The Harriers based on the USS Kearsarge worked closely with land-based air to provide for a significant air combat capability to shape the battlespace. This model can be followed immediately in the Middle East with Arab, Israeli or western air forces deployed temporarily on Arab soil. The point is that the organizer of the spear is on the sea-base. This capability can be conjoined with the various air combat centers extant or being developed in the region.
Seventh, the MV-22 landed on a T-AKE ship. This means that this new aviation asset can connect supply ships with combat ships to potentially allow a much more efficient use of the combat ships.
What this in turn means is that by building more of these new supply ships, the combat power of the fleet can be enhanced, and the Navy-Marine Corps team get its combat ship numbers up. This is not a substitute for adding new amphibious ships to the fleet. But with the new approach and new concepts of operations the combat capabilities can become extended and more sustained. It is about sustainable maneuver warfare from the sea. And the new VM-22 T-AKE combination is a potential war winner.
Finally, one could focus on various capabilities to deal with asymmetrical threats.
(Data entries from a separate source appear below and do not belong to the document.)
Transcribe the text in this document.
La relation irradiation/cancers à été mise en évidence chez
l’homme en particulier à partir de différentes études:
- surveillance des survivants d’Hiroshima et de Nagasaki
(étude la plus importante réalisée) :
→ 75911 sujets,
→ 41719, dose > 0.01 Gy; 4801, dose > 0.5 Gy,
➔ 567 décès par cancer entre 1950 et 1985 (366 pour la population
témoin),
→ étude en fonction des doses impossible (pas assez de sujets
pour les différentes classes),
A clear message from the past decade is that one needs to define, respond and anticipate asymmetrical threats. The images of various assets dealing with the counter-mine threat, whether they be French special forces or SEALS in the water, the Canadian counter mine vessel, the riverine forces, or the mammal insertion from the virtual engagement of West Coast USN teams were prevalent and clear. A seabase will not survive if the asymmetric threats are not taken into account.
In short, re-shaping maneuver warfare from the sea by encompassing allied and US land-based air and other support and strike capabilities is a crucial element of the way ahead.
New uses of the sea base, new capabilities deployed from the sea base will allow the U.S. and its allies to deploy scalable forces and to shape a force appropriate to the mission. An economy of force approach can be shaped to ensure that mission and forces match, but, with scalability, other capabilities can augment the force to ensure mission success.